Tickets

Interview with Jörn Grabowski, Manager of the Zentralarchiv

29.03.2012
Zentralarchiv

Everything we always wanted to know about the Zentralarchiv 
Manager Jörn Grabowski has the answers.

All institutes of the Staatliche Museen zu Berlin hand over materials to the Zentralarchiv  to be documented. What exactly do you archive and what criteria do you use to decide what should be kept for the future?
Here you'll find files on all the collections, photos (especially historical plans of buildings and interiors from the various museums and collections), plans of the museum buildings, bequests from specialists and artists that have a particular connection to the Staatliche Museen zu Berlin. On top of that are documents on the history of the museums, their expansion and the extreme losses they have suffered, for example, during the National Socialist campaign "Degenerate Art" in 1937 or through the terrible destruction caused by the Second World War. Worth keeping is simply everything that documents what is mentioned above and that could be valuable to the next generations.

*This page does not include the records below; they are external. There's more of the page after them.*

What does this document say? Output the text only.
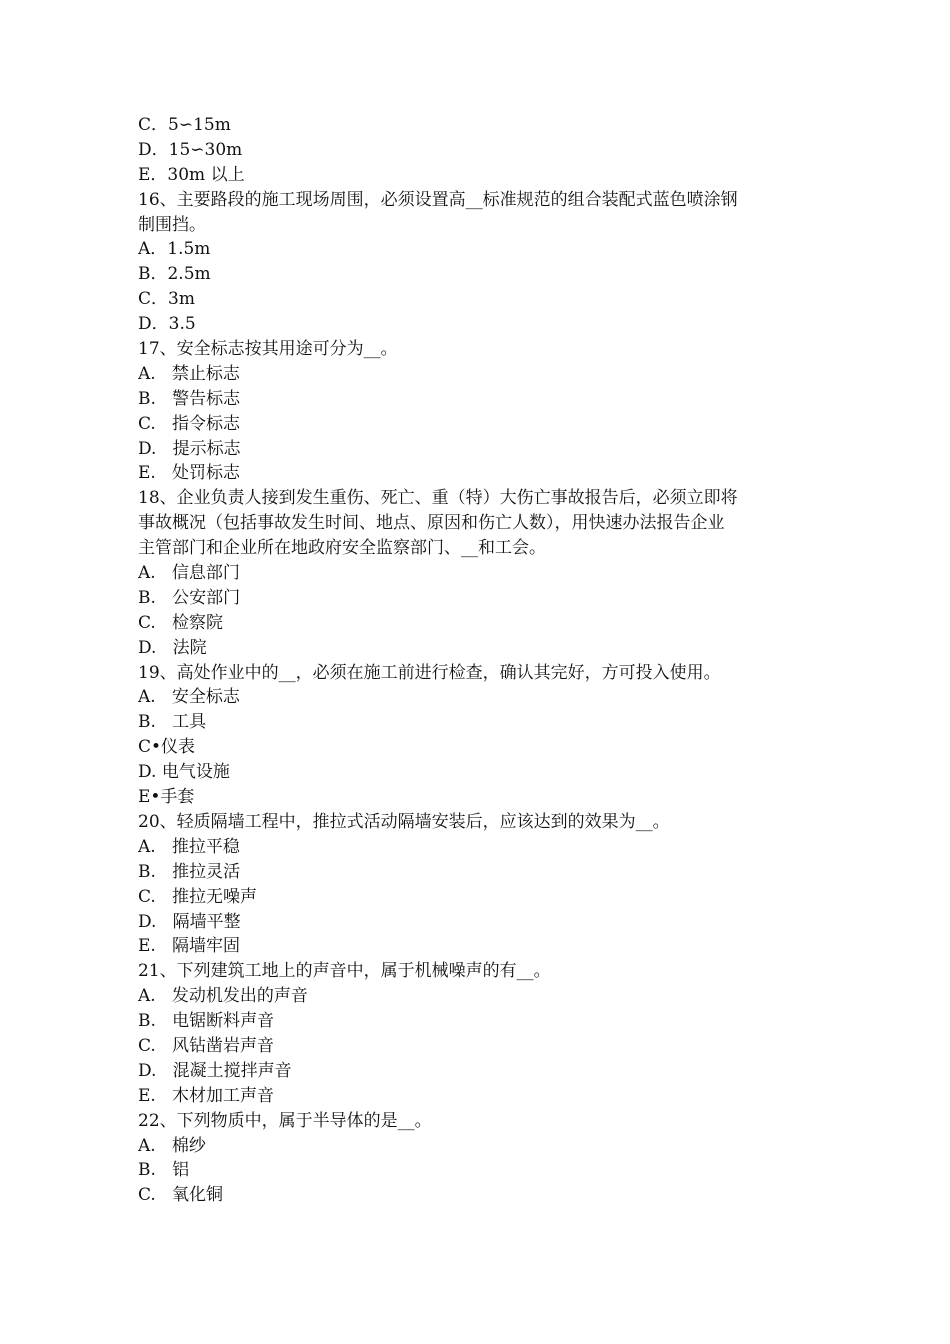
C．5∽15m
D．15∽30m
E．30m 以上
16、主要路段的施工现场周围，必须设置高__标准规范的组合装配式蓝色喷涂钢
制围挡。
A．1.5m
B．2.5m
C．3m
D．3.5
17、安全标志按其用途可分为__。
A.   禁止标志
B.   警告标志
C.   指令标志
D.   提示标志
E.   处罚标志
18、企业负责人接到发生重伤、死亡、重（特）大伤亡事故报告后，必须立即将
事故概况（包括事故发生时间、地点、原因和伤亡人数），用快速办法报告企业
主管部门和企业所在地政府安全监察部门、__和工会。
A.   信息部门
B.   公安部门
C.   检察院
D.   法院
19、高处作业中的__，必须在施工前进行检查，确认其完好，方可投入使用。
A.   安全标志
B.   工具
C•仪表
D. 电气设施
E•手套
20、轻质隔墙工程中，推拉式活动隔墙安装后，应该达到的效果为__。
A.   推拉平稳
B.   推拉灵活
C.   推拉无噪声
D.   隔墙平整
E.   隔墙牢固
21、下列建筑工地上的声音中，属于机械噪声的有__。
A.   发动机发出的声音
B.   电锯断料声音
C.   风钻凿岩声音
D.   混凝土搅拌声音
E.   木材加工声音
22、下列物质中，属于半导体的是__。
A.   棉纱
B.   铝
C.   氧化铜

Do you have a "favourite discovery" that you have made in the Zentralarchiv?
There isn't just one. What particularly interests me is the passion of former museum managers and their employees for collecting. The battle to obtain an artwork that one absolutely wants to add to a collection, combined with what can sometimes be long drawn out negotiations with artists or dealers is impressive. The presentation of artworks in the permanent exhibitions during different time periods and political systems is incredibly exciting.

The profession of archivist has a somewhat fusty image at times. What do you think makes this particular job so interesting?
The main thing is the originals that the archivist gets to work with. Even if these are sometimes tattered and well thumbed or covered with layers of dust from many years, they are contemporary witnesses on paper. The traces of our ancestors that they contain are authentic and have not, like in many publications, already been considered abstractly and evaluated. The original text conserves a more or less unspoiled view of the past. You learn how everything happened and that is wonderful.

The Zentralarchiv is moving this year from the Museumsinsel  to the nearby Archäologische Zentrum at Museumshöfen. What does this move mean for you?
It's a very exciting development for us. The archive's stock has been divided among several houses for years, more or less in provisional accommodation. Often, the only way to get at a particular object involves long routes, awkward stairways and lifts. Bringing all the stock together in adequate space for both storage and offices, and not far from the reading room will greatly improve the working conditions of the whole archive team. As well as that, the Zentralarchiv , which as a scientific institute of the Museums has been highly valued for years, will now be properly represented to the outside with this move to the Archaeological Centre.